In 2020, Cult Epics revisited the film on Blu-ray for a special edition featuring the restored presentation seen on the Nucleus release for both the complete director's cut and the "giallo" cut. It looks just a slight hair brighter but not particularly different in any substantial way. Basically it's great to finally have this radically improved option available to North American fans. Audio options are Italian and English LPCM 2.0 mono with optional English subtitles for both cuts, while the director's cut also comes with a new audio commentary by Troy Howarth and this writer that obviously can't be assessed here. It does feature a lot of chatting about gialli, Questi, and egg puns though, so hopefully you'll enjoy it.
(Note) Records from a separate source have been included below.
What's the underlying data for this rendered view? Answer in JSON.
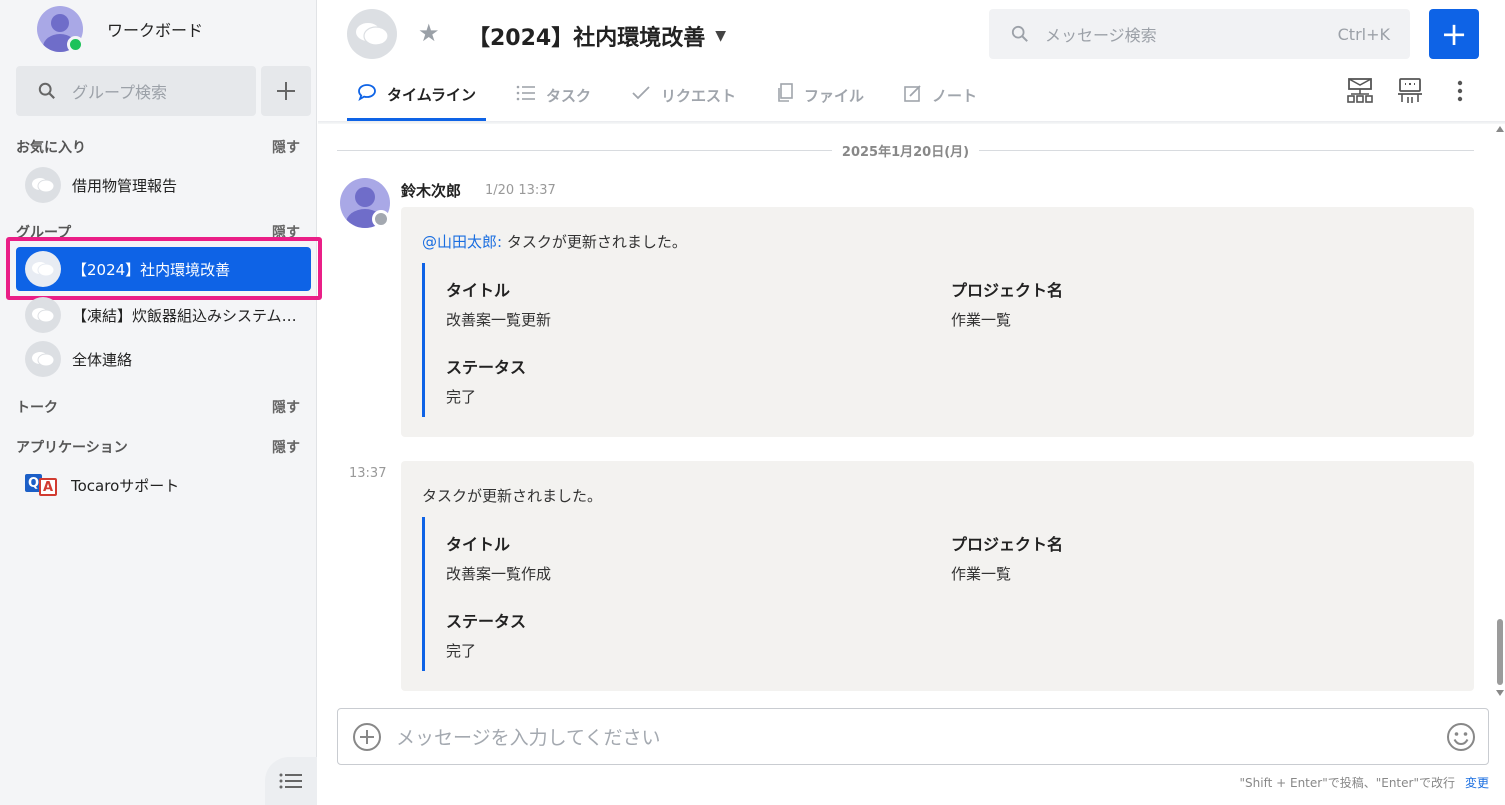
{
  "sidebar": {
    "profile_name": "ワークボード",
    "search_placeholder": "グループ検索",
    "sections": {
      "favorites": {
        "title": "お気に入り",
        "hide": "隠す",
        "items": [
          {
            "label": "借用物管理報告"
          }
        ]
      },
      "groups": {
        "title": "グループ",
        "hide": "隠す",
        "items": [
          {
            "label": "【2024】社内環境改善",
            "active": true
          },
          {
            "label": "【凍結】炊飯器組込みシステム開発"
          },
          {
            "label": "全体連絡"
          }
        ]
      },
      "talk": {
        "title": "トーク",
        "hide": "隠す"
      },
      "apps": {
        "title": "アプリケーション",
        "hide": "隠す",
        "items": [
          {
            "label": "Tocaroサポート",
            "logo_q": "Q",
            "logo_a": "A"
          }
        ]
      }
    }
  },
  "header": {
    "room_title": "【2024】社内環境改善",
    "search_placeholder": "メッセージ検索",
    "search_shortcut": "Ctrl+K",
    "new_label": "+",
    "tabs": [
      {
        "label": "タイムライン",
        "icon": "speech-bubble-icon",
        "active": true
      },
      {
        "label": "タスク",
        "icon": "list-icon"
      },
      {
        "label": "リクエスト",
        "icon": "checkmark-icon"
      },
      {
        "label": "ファイル",
        "icon": "file-icon"
      },
      {
        "label": "ノート",
        "icon": "note-icon"
      }
    ]
  },
  "timeline": {
    "date_separator": "2025年1月20日(月)",
    "author": "鈴木次郎",
    "timestamp": "1/20 13:37",
    "messages": [
      {
        "mention": "@山田太郎:",
        "text": " タスクが更新されました。",
        "fields": {
          "title_key": "タイトル",
          "title_val": "改善案一覧更新",
          "project_key": "プロジェクト名",
          "project_val": "作業一覧",
          "status_key": "ステータス",
          "status_val": "完了"
        }
      },
      {
        "side_time": "13:37",
        "text": "タスクが更新されました。",
        "fields": {
          "title_key": "タイトル",
          "title_val": "改善案一覧作成",
          "project_key": "プロジェクト名",
          "project_val": "作業一覧",
          "status_key": "ステータス",
          "status_val": "完了"
        }
      }
    ]
  },
  "composer": {
    "placeholder": "メッセージを入力してください",
    "hint": "\"Shift + Enter\"で投稿、\"Enter\"で改行",
    "change_label": "変更"
  },
  "colors": {
    "accent": "#0e63e6",
    "highlight": "#ea1f87",
    "online": "#1ec25a"
  }
}
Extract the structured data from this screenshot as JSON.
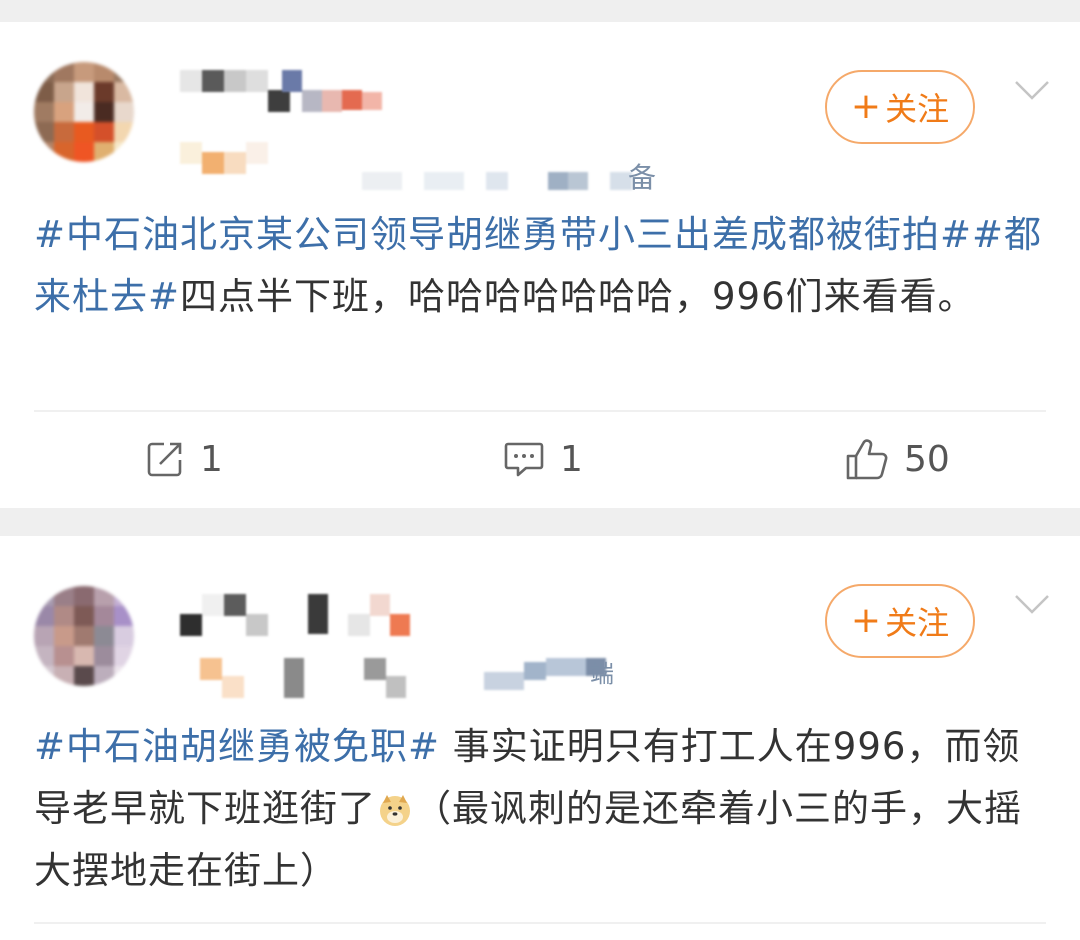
{
  "posts": [
    {
      "follow_label": "关注",
      "follow_plus": "+",
      "meta_suffix": "备",
      "text_parts": {
        "tag1": "#中石油北京某公司领导胡继勇带小三出差成都被街拍#",
        "tag2": "#都来杜去#",
        "body": "四点半下班，哈哈哈哈哈哈哈，996们来看看。"
      },
      "actions": {
        "repost_count": "1",
        "comment_count": "1",
        "like_count": "50"
      }
    },
    {
      "follow_label": "关注",
      "follow_plus": "+",
      "meta_suffix": "端",
      "text_parts": {
        "tag1": "#中石油胡继勇被免职#",
        "body1": " 事实证明只有打工人在996，而领导老早就下班逛街了",
        "body2": "（最讽刺的是还牵着小三的手，大摇大摆地走在街上）"
      }
    }
  ],
  "colors": {
    "accent_orange": "#f07b18",
    "tag_blue": "#3d6fa9",
    "text_dark": "#333333"
  },
  "icons": [
    "repost-icon",
    "comment-icon",
    "like-icon",
    "chevron-down-icon",
    "doge-emoji-icon"
  ]
}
The Bruschini review and "The Outsider" are ported over here along with the Italian and English trailers, while another new extra is the 2002 Questi short film, "Doctor Schizo and Mister Phrenic" (14m58s), which was previously seen only on the RHV By Giulio Questi DVD collection of short films and features Questi himself in a kind of literary rumination crossed with giallo elements and a repeated use of Carl Orff's "Carmina Burana." The package comes in a limited slipcase edition (2,000 units) featuring the Italian poster art.